Measures of maximal entropy for C∞ three-dimensional flows

The uploaded paper (Zang, 2025) proves finiteness of ergodic MMEs for C∞ non‑singular 3D flows with positive entropy (Theorem A) and, more generally, for C^r (r>1) flows under the entropy–dilation threshold h_top(X) > (1/r)·min{λ+(X), λ−(X)} (Theorem B) . Its proof has three pillars: (i) convergence of stable/unstable lifts and continuity of Lyapunov exponents for measures with entropies tending to h_top under the threshold (Theorem 3.1, derived from Theorem 3.3) ; (ii) uniform largeness of weak/strong Pesin sets for MMEs (Theorems 4.3, 5.1, 5.2) ; and (iii) uniqueness of the MME within a homoclinic class for 3D non‑singular flows, via Buzzi–Crovisier–Lima’s coding and Gurevich’s uniqueness for irreducible countable Markov shifts, which then yields finiteness (used explicitly in §5.2) . The candidate solution reproduces this scheme: reduce to the time‑one map, use Burguet‑type entropy splitting to control Lyapunov exponents and obtain convergence of lifts, deduce uniform Pesin blocks, show that nearby MMEs are homoclinically related, and then invoke the coding/uniqueness result to conclude finiteness.
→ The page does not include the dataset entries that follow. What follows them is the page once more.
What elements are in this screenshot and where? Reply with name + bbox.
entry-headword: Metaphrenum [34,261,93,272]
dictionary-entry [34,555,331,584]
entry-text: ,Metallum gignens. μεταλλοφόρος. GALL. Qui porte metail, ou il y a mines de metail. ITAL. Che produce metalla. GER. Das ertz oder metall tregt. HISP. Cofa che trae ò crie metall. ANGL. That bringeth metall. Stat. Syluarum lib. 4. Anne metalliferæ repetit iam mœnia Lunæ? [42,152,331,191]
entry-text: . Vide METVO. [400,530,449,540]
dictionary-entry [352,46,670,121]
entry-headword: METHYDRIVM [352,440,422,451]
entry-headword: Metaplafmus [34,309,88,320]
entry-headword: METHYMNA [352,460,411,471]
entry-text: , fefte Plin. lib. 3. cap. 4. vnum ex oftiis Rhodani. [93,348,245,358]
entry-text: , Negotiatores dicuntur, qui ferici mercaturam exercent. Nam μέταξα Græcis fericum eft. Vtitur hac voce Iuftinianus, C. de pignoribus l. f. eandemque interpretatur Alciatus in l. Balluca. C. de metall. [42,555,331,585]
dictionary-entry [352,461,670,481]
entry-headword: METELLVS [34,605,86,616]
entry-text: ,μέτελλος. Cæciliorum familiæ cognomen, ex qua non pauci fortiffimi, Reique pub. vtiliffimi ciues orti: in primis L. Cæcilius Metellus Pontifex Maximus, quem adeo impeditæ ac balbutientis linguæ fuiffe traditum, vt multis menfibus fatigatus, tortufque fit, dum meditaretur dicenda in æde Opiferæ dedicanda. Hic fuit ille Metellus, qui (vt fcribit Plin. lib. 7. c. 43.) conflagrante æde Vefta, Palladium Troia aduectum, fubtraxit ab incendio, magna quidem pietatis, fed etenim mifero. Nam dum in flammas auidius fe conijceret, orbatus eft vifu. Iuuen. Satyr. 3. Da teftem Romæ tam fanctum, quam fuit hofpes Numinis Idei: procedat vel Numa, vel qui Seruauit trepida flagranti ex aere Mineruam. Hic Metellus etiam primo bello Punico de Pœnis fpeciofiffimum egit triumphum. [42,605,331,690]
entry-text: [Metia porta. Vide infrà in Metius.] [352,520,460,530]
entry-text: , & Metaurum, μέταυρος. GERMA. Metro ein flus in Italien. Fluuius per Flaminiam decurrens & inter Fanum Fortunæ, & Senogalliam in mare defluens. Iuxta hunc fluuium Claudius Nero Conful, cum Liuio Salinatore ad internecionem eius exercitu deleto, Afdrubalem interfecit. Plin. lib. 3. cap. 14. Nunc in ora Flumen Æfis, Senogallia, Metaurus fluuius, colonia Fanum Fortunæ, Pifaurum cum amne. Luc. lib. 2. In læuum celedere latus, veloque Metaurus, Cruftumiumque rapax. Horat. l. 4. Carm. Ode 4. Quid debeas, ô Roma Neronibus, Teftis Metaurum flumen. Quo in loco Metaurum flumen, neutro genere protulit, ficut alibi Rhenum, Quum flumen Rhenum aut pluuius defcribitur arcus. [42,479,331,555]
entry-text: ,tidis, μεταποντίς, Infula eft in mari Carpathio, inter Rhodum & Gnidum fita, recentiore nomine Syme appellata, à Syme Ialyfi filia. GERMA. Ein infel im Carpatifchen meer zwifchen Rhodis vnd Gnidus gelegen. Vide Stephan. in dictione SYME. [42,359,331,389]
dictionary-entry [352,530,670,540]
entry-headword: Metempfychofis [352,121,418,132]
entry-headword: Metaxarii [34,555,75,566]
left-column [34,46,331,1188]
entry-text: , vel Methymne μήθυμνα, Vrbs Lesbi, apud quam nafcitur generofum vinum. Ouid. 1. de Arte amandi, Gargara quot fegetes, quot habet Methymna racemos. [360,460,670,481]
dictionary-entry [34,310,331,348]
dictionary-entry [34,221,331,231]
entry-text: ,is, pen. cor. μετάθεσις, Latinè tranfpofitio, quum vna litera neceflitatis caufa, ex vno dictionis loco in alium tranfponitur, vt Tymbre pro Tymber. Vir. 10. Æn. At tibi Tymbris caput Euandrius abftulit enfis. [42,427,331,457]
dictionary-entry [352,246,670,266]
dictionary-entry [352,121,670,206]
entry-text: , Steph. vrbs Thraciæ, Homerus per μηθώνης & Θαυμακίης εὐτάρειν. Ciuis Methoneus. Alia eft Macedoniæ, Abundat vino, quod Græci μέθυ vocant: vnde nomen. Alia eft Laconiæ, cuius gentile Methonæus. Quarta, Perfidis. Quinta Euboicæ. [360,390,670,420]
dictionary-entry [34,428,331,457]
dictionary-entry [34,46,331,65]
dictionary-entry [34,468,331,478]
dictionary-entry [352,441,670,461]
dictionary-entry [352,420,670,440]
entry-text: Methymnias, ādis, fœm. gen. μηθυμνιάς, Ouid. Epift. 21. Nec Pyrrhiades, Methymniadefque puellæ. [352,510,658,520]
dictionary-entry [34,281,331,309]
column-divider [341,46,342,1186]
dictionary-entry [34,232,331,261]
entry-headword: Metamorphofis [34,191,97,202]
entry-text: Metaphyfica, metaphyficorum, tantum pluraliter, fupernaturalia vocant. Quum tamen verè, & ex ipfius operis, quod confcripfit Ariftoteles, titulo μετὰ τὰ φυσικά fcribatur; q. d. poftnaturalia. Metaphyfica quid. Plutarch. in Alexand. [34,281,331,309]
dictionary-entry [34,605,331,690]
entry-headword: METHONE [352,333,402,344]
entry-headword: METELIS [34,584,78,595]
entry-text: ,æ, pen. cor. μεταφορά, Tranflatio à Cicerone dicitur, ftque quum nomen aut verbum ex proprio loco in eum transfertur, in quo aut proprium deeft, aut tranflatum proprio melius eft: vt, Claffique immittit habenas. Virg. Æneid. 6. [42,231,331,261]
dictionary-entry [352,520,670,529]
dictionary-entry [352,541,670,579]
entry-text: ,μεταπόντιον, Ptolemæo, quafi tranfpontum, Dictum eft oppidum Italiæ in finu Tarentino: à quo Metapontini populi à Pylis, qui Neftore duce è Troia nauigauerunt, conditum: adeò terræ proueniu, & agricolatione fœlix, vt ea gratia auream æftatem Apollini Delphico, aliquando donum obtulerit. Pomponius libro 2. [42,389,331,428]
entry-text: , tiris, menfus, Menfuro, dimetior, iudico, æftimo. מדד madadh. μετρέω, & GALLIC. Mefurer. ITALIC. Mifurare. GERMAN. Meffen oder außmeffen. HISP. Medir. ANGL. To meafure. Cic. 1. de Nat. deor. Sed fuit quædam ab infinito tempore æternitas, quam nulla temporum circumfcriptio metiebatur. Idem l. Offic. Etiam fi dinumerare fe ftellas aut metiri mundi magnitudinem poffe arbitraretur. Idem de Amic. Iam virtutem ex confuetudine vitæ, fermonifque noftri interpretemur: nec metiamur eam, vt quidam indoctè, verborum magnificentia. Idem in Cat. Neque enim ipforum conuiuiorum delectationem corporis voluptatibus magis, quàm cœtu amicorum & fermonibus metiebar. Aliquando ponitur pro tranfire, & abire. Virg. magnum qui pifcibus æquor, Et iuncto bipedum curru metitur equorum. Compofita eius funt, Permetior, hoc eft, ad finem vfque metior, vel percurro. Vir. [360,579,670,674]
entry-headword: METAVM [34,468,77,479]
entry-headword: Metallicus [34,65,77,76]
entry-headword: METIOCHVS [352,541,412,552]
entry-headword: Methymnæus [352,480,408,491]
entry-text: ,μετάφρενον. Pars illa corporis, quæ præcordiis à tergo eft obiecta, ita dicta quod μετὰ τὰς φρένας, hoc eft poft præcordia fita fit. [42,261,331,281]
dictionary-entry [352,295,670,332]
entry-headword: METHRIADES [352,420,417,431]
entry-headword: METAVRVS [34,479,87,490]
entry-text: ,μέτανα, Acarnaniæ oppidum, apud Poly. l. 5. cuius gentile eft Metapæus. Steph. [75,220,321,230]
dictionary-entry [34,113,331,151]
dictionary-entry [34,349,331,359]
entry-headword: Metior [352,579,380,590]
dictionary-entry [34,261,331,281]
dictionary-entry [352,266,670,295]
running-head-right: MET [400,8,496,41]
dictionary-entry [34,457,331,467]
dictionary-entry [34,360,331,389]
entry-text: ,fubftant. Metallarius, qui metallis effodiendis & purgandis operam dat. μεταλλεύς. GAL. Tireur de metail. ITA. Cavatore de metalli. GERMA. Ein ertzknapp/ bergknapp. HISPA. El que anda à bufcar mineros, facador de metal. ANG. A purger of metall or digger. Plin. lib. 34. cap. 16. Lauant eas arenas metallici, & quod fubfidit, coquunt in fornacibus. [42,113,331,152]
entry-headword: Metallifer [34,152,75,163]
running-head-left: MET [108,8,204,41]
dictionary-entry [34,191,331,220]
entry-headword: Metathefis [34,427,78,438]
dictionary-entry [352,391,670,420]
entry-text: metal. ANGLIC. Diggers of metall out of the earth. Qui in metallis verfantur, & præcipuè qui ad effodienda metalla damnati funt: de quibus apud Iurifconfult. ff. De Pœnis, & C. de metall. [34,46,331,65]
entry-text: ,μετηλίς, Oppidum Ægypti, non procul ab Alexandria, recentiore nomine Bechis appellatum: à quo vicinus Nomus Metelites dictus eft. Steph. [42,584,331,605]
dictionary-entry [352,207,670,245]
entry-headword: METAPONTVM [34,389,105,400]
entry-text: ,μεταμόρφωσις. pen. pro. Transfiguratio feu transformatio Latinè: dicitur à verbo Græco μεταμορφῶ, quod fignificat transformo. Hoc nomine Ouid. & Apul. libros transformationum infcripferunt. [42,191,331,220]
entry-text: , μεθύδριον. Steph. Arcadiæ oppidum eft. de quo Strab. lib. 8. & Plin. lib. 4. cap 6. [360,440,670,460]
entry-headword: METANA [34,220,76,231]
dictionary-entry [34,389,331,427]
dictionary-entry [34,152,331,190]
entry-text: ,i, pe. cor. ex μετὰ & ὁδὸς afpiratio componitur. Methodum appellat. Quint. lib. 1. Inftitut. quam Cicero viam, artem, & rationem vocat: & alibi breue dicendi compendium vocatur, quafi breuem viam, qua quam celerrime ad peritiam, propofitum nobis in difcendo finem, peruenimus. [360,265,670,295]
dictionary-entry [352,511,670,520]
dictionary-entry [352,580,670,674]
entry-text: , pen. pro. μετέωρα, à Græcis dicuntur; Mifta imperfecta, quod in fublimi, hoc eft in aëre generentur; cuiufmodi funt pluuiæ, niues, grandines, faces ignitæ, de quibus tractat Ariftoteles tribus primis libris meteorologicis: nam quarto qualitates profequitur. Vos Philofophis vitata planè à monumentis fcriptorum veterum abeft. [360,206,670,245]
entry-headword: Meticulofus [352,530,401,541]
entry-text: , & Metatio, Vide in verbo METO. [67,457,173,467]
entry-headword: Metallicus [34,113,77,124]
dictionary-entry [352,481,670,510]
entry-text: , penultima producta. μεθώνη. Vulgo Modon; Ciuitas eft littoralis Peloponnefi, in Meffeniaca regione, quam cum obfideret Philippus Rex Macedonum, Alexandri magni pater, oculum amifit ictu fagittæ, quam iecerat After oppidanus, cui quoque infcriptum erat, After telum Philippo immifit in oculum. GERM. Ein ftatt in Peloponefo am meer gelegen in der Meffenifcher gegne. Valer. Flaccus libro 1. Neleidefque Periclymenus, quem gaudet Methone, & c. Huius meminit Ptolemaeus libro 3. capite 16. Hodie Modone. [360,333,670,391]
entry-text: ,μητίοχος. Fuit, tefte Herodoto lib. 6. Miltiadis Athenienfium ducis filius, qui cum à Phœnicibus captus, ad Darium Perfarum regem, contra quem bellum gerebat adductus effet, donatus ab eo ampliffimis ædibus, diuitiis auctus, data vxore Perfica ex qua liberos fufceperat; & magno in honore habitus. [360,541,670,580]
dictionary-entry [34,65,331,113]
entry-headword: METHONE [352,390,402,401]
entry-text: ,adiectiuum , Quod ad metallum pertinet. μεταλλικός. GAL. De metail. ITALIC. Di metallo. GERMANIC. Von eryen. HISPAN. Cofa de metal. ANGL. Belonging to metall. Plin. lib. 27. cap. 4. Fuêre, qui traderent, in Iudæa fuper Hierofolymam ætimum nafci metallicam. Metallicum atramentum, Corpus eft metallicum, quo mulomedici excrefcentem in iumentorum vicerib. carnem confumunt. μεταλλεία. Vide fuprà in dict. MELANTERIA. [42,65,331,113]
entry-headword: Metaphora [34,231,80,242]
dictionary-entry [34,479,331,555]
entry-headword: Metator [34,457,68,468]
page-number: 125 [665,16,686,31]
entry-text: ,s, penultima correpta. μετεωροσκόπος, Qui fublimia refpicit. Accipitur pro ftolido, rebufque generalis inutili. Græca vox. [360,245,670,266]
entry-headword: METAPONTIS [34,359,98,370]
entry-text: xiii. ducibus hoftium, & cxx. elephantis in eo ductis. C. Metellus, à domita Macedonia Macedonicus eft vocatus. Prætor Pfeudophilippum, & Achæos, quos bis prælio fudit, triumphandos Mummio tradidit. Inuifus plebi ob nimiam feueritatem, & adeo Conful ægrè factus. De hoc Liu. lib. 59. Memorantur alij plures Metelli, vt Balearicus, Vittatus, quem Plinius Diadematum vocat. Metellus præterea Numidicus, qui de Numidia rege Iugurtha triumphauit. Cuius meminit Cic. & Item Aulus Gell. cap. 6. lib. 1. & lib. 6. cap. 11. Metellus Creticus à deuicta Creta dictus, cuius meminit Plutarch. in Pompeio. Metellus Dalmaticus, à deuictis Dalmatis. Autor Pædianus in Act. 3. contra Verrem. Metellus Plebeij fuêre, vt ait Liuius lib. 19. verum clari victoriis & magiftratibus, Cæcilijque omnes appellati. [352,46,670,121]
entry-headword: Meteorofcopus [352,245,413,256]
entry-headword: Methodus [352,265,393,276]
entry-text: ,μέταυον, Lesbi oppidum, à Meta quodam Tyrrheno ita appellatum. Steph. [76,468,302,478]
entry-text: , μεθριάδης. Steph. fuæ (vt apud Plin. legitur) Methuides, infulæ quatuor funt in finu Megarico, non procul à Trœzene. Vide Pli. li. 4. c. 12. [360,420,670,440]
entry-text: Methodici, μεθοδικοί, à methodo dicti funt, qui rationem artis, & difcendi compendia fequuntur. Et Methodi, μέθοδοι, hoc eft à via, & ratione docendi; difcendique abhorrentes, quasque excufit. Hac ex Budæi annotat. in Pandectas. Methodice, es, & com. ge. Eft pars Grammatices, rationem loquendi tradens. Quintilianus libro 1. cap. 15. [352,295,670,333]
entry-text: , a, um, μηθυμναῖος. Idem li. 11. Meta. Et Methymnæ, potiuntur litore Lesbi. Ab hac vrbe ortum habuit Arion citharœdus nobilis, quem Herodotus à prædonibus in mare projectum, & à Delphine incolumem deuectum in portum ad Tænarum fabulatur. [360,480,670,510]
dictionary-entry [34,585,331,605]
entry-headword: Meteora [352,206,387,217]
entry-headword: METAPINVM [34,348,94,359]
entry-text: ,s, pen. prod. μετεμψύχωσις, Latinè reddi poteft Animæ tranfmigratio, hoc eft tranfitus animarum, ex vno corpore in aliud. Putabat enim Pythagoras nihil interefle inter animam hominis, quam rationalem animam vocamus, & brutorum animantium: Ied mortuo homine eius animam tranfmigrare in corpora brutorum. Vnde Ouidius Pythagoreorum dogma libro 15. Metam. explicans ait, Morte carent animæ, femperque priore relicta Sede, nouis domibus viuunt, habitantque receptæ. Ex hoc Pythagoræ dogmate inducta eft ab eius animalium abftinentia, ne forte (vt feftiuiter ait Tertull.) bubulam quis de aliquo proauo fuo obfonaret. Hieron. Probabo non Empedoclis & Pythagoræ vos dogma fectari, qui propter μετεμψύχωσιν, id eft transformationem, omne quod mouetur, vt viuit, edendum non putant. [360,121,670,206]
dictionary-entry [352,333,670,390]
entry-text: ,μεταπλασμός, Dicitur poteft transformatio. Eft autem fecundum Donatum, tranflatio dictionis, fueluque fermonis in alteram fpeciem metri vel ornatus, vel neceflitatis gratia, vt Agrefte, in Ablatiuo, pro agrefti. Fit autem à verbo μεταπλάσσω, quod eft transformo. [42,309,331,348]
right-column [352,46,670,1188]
The only nuance is that the reduction from flows to the time‑one map requires the standard averaging step (e.g., Lemma 7.5 in the paper) rather than asserting that flow‑MMEs and map‑MMEs literally coincide; Zang handles this explicitly, while the candidate treats it informally. Aside from that minor point, the arguments align closely in content and structure.